Les mésothéliomes malins sont strictement liés à l’amiante, mais dans un certain nombre de cas aucune exposition ne peut être retrouvée. Les estimations publiées de cette proportion de cas sans exposition retrouvée comportent des variations importantes. Des différences historiques et géographiques dans la fraction des cancers dûs à une exposition donnée sont attendues, mais une identification incomplète des expositions non professionnelles peut avoir joué un rôle.
Pour évaluer le rôle des expositions non professionnelles dans la survenue de mésothéliomes malins en Italie, les expositions des cas enregistrés par le registre national des mésothéliomes (ReNaM) ont été examinées. Le ReNaM a démarré en 1993 dans cinq régions et il couvre actuellement 98% de la population italienne.

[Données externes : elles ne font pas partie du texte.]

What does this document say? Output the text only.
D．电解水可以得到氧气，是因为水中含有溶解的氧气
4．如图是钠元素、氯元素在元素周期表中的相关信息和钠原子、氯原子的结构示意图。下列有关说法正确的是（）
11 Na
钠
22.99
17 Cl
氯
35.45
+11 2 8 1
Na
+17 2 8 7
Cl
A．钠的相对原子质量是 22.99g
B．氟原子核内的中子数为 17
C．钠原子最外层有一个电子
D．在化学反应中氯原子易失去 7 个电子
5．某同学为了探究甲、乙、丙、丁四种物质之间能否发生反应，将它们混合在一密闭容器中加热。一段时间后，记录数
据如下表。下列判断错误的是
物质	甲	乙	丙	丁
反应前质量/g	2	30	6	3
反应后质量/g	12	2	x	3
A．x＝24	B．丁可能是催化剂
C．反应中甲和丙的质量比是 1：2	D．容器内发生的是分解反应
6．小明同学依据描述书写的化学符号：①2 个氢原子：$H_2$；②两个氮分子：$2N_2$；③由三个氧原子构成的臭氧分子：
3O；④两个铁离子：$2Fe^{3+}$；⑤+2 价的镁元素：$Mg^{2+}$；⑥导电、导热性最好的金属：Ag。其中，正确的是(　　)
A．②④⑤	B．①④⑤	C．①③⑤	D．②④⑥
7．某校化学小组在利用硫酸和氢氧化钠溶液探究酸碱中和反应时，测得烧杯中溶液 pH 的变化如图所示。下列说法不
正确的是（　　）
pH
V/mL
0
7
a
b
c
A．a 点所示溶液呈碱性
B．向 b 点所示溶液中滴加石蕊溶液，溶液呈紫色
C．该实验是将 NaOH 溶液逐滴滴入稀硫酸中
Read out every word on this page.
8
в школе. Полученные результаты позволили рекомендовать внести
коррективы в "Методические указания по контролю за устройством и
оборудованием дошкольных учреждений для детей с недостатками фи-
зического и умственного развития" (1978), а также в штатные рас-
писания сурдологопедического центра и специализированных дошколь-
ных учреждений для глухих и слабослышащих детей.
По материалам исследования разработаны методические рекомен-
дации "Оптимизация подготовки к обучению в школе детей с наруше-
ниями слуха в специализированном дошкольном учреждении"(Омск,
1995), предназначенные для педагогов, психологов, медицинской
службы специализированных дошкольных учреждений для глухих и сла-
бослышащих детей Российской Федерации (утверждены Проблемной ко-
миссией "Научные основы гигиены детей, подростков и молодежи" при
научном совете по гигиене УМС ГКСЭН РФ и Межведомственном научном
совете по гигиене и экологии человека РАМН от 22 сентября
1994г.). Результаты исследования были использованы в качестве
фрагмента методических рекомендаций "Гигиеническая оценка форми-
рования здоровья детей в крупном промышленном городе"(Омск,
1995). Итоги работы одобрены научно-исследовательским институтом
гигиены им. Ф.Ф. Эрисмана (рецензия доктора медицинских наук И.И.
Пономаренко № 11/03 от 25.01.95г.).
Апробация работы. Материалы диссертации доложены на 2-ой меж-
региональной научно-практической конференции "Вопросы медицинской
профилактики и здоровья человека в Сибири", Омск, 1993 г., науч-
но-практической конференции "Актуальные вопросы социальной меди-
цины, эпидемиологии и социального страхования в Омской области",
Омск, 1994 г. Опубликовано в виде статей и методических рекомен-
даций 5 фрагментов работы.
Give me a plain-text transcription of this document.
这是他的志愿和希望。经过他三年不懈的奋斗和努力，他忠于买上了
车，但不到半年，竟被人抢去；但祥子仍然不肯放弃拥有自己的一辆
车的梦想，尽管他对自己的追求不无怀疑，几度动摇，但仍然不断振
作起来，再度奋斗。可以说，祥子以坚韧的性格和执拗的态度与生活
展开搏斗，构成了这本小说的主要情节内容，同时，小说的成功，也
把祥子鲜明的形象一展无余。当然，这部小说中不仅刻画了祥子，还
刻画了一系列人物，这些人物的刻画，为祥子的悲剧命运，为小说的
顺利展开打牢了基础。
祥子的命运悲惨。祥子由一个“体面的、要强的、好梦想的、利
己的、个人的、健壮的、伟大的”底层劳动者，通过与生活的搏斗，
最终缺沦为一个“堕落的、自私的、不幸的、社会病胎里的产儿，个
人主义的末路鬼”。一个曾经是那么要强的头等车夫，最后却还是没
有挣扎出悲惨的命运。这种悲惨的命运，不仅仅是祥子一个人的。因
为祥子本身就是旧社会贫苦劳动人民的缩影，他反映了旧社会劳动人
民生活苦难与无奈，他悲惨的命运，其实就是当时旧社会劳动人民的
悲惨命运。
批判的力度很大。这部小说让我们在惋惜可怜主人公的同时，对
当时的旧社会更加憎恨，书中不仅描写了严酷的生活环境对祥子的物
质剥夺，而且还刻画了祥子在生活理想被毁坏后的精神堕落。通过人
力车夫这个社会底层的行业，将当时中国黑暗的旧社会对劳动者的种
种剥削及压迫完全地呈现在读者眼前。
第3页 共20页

L’information sur les expositions professionnelle et non professionnelle des cas est collectée chaque fois que possible.
De 1993 à 2001, le RENaM a enregistré 5 173 cas de mésothéliomes malins et les expositions ont été évaluées pour 3 552 d’entre eux. 144 cas et 150 cas avec des expositions limitées respectivement à l’environnement (le fait de vivre au voisinage d’une source industrielle ou naturelle d’amiante) ou familiales (le fait de vivre avec une personne professionnellement exposée à l’amiante) ont été identifiées, représentant 8,3 % de tous les cas.
En conclusion, les variations géographiques dans la proportion des cas dûs à des expositions non professionnelles peuvent être expliquées par la répartition passée des industries utilisant de l’amiante.